La tarde avanzaba y la tensión crecía. Se esperaba la llegada de los restos de los fallecidos, el doloroso regreso a casa de quienes ya no podrían abrazar a sus familias. Un homenaje se preparaba en la Escuela Naval, un tributo a la valentía y el sacrificio de estos jóvenes marinos. La llegada del resto de la tripulación, 172 cadetes y varios oficiales, sería un momento agridulce, la alegría del reencuentro mezclada con el dolor por la ausencia irreparable.

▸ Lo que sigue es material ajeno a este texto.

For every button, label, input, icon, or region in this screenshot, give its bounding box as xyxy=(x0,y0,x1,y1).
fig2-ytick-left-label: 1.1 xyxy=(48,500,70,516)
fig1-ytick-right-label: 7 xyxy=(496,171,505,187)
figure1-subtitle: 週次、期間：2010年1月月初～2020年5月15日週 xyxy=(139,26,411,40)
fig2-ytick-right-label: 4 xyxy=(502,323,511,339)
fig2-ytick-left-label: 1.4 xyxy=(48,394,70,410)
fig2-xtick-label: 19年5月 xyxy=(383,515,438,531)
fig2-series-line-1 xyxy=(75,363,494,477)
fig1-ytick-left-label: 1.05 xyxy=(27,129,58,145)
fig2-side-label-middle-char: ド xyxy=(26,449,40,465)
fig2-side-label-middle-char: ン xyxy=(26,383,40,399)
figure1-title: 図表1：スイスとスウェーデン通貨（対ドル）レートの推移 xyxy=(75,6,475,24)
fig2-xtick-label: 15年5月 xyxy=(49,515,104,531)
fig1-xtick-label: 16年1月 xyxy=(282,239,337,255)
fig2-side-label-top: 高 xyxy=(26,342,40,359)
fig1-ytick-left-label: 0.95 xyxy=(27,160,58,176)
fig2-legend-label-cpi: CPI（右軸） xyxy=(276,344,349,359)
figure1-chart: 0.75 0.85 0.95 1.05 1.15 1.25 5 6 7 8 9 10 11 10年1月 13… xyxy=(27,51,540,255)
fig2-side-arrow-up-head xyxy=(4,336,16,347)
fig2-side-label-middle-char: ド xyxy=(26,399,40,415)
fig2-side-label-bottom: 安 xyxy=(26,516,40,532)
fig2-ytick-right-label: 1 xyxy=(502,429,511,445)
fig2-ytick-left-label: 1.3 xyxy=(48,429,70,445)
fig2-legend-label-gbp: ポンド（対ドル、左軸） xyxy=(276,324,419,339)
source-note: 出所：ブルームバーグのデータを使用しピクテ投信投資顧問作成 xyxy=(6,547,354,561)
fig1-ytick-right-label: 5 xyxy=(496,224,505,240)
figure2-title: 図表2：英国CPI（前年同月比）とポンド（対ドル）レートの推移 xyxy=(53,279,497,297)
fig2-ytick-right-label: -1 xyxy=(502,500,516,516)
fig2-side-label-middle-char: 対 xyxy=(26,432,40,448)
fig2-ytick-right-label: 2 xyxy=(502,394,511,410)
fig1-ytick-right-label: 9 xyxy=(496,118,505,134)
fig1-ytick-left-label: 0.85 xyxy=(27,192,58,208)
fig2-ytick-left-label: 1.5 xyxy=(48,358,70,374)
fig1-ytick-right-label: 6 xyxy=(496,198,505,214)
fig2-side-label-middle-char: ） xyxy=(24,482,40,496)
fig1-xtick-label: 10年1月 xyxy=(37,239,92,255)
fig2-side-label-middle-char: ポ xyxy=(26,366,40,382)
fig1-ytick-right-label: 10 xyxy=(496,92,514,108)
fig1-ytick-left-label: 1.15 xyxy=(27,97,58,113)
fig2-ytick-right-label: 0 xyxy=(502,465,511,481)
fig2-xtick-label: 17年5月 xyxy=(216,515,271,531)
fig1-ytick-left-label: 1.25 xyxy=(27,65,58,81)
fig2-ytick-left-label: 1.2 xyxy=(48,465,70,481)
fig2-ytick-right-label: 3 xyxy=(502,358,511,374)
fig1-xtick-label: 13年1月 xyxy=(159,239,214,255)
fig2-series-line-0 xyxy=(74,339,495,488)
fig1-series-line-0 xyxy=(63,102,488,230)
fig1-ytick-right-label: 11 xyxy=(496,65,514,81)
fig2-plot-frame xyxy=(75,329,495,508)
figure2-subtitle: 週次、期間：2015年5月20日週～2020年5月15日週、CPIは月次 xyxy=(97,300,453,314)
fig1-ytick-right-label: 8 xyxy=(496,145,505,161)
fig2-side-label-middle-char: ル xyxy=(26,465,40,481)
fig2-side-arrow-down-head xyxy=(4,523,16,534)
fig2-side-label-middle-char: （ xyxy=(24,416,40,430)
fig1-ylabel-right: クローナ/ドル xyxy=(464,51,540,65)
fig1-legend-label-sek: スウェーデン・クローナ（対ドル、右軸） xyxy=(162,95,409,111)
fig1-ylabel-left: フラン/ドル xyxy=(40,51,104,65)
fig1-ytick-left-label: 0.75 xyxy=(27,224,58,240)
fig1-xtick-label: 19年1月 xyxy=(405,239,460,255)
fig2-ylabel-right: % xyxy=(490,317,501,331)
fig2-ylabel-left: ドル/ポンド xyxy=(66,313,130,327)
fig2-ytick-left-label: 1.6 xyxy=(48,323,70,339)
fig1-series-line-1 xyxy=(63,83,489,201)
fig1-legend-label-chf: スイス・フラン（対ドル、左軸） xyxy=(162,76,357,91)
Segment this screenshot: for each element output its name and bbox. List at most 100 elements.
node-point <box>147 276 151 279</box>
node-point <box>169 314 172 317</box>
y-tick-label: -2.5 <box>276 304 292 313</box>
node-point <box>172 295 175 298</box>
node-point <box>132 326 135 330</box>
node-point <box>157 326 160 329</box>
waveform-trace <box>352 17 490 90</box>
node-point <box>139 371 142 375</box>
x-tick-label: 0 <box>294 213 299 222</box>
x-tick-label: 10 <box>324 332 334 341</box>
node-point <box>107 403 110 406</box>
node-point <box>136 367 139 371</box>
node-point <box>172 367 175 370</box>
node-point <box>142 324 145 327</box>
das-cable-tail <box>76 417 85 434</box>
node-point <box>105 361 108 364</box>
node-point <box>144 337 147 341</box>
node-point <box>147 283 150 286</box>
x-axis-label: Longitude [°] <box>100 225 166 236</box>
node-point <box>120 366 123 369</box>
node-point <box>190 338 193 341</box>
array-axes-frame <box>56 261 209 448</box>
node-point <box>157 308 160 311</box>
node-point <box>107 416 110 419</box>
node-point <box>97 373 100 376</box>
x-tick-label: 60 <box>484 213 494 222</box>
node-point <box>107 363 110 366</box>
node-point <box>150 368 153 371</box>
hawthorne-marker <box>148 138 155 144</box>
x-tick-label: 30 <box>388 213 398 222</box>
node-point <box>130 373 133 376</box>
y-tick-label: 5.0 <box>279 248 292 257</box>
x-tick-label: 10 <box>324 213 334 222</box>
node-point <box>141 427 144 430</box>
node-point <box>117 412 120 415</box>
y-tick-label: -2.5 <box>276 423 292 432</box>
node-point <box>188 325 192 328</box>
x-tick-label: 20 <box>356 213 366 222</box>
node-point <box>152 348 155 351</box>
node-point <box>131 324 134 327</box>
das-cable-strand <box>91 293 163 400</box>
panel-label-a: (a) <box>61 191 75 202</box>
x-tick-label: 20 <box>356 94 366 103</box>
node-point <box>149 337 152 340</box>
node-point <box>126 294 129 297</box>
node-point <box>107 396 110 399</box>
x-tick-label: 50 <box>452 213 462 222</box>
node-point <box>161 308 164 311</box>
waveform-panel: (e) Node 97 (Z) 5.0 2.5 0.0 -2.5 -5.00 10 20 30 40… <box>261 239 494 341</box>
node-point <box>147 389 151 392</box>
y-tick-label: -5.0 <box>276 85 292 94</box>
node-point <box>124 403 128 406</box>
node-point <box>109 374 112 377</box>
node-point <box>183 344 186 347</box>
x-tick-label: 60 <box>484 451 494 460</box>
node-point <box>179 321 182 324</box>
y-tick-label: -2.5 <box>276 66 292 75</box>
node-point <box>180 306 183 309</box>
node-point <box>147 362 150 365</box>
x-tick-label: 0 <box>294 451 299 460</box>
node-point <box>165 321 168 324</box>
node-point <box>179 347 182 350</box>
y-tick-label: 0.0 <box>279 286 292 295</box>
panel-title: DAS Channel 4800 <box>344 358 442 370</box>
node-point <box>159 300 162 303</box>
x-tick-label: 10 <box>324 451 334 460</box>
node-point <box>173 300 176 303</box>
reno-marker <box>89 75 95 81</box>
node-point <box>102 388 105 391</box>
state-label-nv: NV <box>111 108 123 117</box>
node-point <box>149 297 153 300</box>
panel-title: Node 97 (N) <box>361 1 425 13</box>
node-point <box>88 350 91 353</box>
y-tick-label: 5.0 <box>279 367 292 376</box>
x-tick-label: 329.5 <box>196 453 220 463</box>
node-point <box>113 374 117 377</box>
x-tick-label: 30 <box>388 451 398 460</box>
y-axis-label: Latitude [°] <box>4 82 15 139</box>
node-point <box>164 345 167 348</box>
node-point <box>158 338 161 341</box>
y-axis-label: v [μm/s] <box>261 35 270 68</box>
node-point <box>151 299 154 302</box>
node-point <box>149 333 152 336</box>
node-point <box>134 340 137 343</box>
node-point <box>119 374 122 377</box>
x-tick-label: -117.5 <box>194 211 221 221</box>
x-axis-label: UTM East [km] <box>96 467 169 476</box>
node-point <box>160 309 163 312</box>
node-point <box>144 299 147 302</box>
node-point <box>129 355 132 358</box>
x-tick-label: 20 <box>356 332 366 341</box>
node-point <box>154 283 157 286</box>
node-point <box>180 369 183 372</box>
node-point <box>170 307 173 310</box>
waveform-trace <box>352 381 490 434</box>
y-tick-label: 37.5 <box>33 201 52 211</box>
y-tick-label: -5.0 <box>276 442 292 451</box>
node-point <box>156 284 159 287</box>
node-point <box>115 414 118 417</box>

Dos cadetes permanecían en Nueva York, bajo atención médica especializada, luchando por su vida. La distancia agrandaba la angustia de sus familias, que seguían con atención cada informe médico, cada pequeño avance. Mientras tanto, en Xalapa, la familia de América Yamilet preparaba un altar en su honor. La joven cadete, que cumplía con su deber en uno de los mástiles del buque en el momento del accidente, regresaría a casa envuelta en la bandera nacional. El dolor de su pérdida se extendía por toda la ciudad, un manto de tristeza que cubría las calles de la capital veracruzana. Su velorio, en la colonia Emiliano Zapata, sería un desgarrador adiós. El entierro, programado para el martes en el panteón Bosques del Recuerdo, cerraría un capítulo doloroso en la historia de esta familia.

La gobernadora Rocío Nahle García, conmovida por la tragedia, expresó sus condolencias a las familias afectadas. Sus palabras, cargadas de pesar, reflejaban el sentimiento de todo un estado que compartía el dolor por la pérdida de estos jóvenes que soñaban con surcar los mares y servir a su país. El accidente del Buque Escuela Cuauhtémoc, un símbolo de orgullo nacional, había dejado una profunda cicatriz en el corazón de Veracruz. Una cicatriz que, con el tiempo, se transformará en un recordatorio imborrable del sacrificio y la entrega de estos jóvenes marinos.